São os componentes dos alimentos que fornecem energia para nossas células, inclusive para as células cerebrais. Ou seja, é a principal fonte de energia para as células do corpo. Eles podem ser encontrados em massas, arroz, açúcar, mel, pães e farinhas, por exemplo.

Importante: o valor diário recomendado é de 300g, com base em uma dieta com consumo médio de 2.000 kcal. E vale ressaltar que as necessidades diárias de cada indivíduo. Elas variam de acordo com a idade, a prática de atividade física e estado de saúde de cada pessoa. 

Proteínas

São fundamentais na construção e manutenção de órgãos, tecidos e células. Podem ser encontrados em carnes, ovos, leites e derivados, além de leguminosas como feijões, soja e ervilha. 

 Importante: o consumo diário recomendado é 75g de proteína com base em uma dieta média.

Gorduras Totais

São as principais fontes de energia do corpo. Além de serem responsáveis pelo transporte e absorção das vitaminas A, D, E e K. Na tabela nutricional elas representam a soma das gorduras – saturadas, insaturadas e trans – encontradas no alimento.

Importante: devem ser consumidas com moderação, sendo a ingestão diária limitada a 55g.

Gorduras Saturadas

Provenientes de alimentos de origem animal, devem ser consumidas de forma moderada. Uma vez que  consumo em excesso pode elevar os riscos de doenças cardiovasculares e outros problemas. 

Importante: recomenda-se o consumo diário de 22g, com base em uma dieta de 2000 kcal por dia.

Gorduras Trans

Conhecidas também como ácidos graxos trans, essas gorduras estão presentes em alimentos com gordura vegetal hidrogenada/fracionada, principalmente em produtos industrializados, como: salgadinhos, bolachas recheadas, sorvetes e margarinas, por exemplo. 

Importante:  fuja desse tipo de gordura o quanto der! A gordura trans além de não ter função significativa no organismo, ainda pode aumentar as chances de problemas no coração. Segundo a Anvisa, é indicado consumir, no máximo, até 2g de gordura trans por dia para não ter sua saúde prejudicada. 

Fibra Alimentar

Que tem intestino preguiçoso sabe que a ingestão de fibras é fundamental para o bom funcionamento do intestino. E não é só isso, as fibras também retardam a digestão dos alimentos, promovendo uma sensação de saciedade por maior tempo e também auxiliam no controle da glicemia e do colesterol. 

Importante: As fibras alimentares podem ser encontradas em frutas, legumes, hortaliças, feijões e alimentos integrais. A recomendação de consumo é de pelo menos 25g de fibras por dia.

Sódio

Presente no sal de cozinha e nos alimentos industrializados, seu consumo deve ser moderado. Pois, em excesso, pode ocasionar problemas como a hipertensão e retenção de líquidos. 
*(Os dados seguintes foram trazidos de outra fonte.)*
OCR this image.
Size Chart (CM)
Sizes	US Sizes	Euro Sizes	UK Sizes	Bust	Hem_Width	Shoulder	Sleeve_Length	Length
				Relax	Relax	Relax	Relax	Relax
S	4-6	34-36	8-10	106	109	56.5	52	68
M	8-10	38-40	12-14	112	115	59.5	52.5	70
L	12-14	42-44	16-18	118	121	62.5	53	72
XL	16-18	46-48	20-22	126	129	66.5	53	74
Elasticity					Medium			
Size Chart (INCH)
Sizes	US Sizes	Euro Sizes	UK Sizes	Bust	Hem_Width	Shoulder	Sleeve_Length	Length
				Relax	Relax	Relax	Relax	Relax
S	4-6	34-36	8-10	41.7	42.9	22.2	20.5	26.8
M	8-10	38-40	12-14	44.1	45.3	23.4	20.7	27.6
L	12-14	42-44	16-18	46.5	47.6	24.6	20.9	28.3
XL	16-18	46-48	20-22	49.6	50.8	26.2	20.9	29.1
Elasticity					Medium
Importante: uma alimentação saudável deve conter, no máximo, 2.400 mg de sódio por dia. Por isso, leia a tabela nutricional dos alimentos que consome e fique de olho na porcentagem do VD de sódio.

Quer reduzir o açúcar e o sódio que consome? Preste atenção na tabela nutricional dos seus alimentos!

A recomendação atual da OMS (Organização Mundial da Saúde) é de que o consumo diário de açúcar não ultrapasse 50 gramas, mas segundo a mesma organização o ideal para a saúde seria limitar a 25 gramas. 

Segundo Monica Moromizato, endocrinologista do Hospital Edmundo Vasconcelos, uma estratégia bastante eficiente para reduzir a ingestão de açúcar é ler o rótulo dos alimentos e a tabela nutricional.

“O primeiro nome que aparece na lista de ingredientes na embalagem é o aquele que está presente em maior quantidade na composição do produto. Com essa prática, é possível começar a criar uma consciência sobre os tipos de produtos que levam mais ou menos açúcar e tentar equilibrar o seu consumo”, afirma a especialista explicando que a energia que nosso organismo pode vir de alimentos como, por exemplo, frutas, de 3 a 4 por dia, e grãos integrais, como pão, arroz, massas integrais e quinoa, considerados carboidratos complexos e com absorção mais lenta pelo organismo, como a batata doce e a tapioca.

Gostou das dicas? Agora é hora de colocar em prática e criar o hábito de consultar sempre a tabela nutricional dos produtos antes de colocar no carrinho de compras.